Suwa.
The perfect way to end Obon and celebrate Oli's birthday. Suwa. Fireworks. Festival. We took the night bus from Tokyo last night to Suwa and got here around 11. I passed out so hard on that bus ride. It seemed to last 20 minutes and not the three hours it really was. We got to Oli, hopped on our bikes and headed home. My feet felt like two baby elephants and I was exhausted.
We got home and I showered... and then everything else was a blur until I opened my eyes the next morning. This day was big. It was Oli's birthday (yataaaa!) AND her student offered to dress us in yukatas (casual summer kimonos) AND it was the highly anticipated Suwa Fireworks Festival (one of the biggest fireworks festival in Japan). This promised to be an awesome day.
We got on our bikes, got some breakfast and went to Mitsuko's house to get the day started. Breakfast was a mistake. We got to her house and she had cake, tempura, sushi, Japanese fried chicken, tea, coffee...the eating was unceasing, seriously. Mitsuko was super generous and really gracious. Her family was so kind.

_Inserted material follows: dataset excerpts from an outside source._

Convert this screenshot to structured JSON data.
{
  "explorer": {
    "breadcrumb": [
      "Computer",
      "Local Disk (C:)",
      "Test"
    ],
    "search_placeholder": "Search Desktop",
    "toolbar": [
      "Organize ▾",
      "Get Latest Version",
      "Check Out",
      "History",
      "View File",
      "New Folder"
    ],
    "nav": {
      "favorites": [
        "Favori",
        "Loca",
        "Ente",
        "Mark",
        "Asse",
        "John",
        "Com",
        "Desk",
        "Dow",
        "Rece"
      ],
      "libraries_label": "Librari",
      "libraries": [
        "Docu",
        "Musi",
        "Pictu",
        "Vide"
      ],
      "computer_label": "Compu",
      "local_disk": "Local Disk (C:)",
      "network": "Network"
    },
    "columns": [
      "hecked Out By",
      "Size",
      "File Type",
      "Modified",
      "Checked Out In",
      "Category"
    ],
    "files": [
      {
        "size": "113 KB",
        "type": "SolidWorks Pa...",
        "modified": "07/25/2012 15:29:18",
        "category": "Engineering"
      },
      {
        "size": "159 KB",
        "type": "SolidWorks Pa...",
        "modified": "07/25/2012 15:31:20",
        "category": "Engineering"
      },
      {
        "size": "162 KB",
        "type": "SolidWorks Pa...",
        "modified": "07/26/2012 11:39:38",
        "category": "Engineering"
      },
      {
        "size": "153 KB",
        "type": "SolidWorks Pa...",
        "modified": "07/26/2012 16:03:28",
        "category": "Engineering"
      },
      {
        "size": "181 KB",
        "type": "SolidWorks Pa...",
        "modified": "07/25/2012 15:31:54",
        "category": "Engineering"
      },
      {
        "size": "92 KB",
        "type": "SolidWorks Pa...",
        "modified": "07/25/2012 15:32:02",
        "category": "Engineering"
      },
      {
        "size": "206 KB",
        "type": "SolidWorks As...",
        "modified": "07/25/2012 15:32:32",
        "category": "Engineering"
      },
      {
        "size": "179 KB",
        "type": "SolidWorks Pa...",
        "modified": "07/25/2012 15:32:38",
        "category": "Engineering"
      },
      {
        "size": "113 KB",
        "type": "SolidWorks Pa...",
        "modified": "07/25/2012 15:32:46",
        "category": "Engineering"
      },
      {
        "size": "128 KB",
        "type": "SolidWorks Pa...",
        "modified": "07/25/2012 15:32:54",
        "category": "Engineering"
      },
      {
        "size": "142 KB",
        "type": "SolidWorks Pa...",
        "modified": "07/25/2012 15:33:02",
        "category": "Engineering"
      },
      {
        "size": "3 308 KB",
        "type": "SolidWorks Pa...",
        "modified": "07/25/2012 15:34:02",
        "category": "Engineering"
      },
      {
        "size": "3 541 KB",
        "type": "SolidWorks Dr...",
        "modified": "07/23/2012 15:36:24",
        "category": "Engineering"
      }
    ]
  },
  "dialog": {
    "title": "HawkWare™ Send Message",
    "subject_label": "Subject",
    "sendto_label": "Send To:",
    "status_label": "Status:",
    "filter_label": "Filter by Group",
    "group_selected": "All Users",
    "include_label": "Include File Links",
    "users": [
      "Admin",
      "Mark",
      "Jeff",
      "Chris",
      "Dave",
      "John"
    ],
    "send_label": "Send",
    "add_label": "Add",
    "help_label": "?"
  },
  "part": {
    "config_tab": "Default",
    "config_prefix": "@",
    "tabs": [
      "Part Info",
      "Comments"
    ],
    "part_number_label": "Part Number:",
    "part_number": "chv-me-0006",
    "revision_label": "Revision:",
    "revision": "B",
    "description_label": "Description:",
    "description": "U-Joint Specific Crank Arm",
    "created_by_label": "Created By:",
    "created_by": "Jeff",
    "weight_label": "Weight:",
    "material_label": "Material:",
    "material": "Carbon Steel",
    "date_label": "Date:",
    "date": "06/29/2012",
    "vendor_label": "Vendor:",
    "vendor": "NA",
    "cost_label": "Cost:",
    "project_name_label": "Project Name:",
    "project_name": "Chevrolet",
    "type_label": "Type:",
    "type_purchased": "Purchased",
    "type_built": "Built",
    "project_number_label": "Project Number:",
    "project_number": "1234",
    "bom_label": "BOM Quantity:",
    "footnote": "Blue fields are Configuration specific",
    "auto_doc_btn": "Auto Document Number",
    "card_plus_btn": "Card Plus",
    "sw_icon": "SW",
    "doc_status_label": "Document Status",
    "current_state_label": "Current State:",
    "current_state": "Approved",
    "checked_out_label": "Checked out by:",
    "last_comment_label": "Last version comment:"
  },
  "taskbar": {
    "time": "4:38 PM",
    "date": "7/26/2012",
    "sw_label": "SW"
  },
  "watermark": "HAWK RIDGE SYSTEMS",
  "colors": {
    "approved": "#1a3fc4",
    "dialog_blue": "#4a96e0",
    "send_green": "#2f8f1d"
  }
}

She took us to a temple very close to her house and the resident at the temple treated us so kindly. More eating, of course. He so took us through the temple and explained everything - in Japanese of course- and then he busted out the green tea and sweets and we sat in the temple with a beautiful Japanese garden as our backdrop.
Breathtaking experience.
Yukatas time! We walked back to the house to get dressed for the festival. Putting on a yukata is work. Not for the wearer, but for the poor person who has to do all that science with the tying and the obi and the bow and aaaah! Insane. 30 minutes later we were dressed and feeling beautiful.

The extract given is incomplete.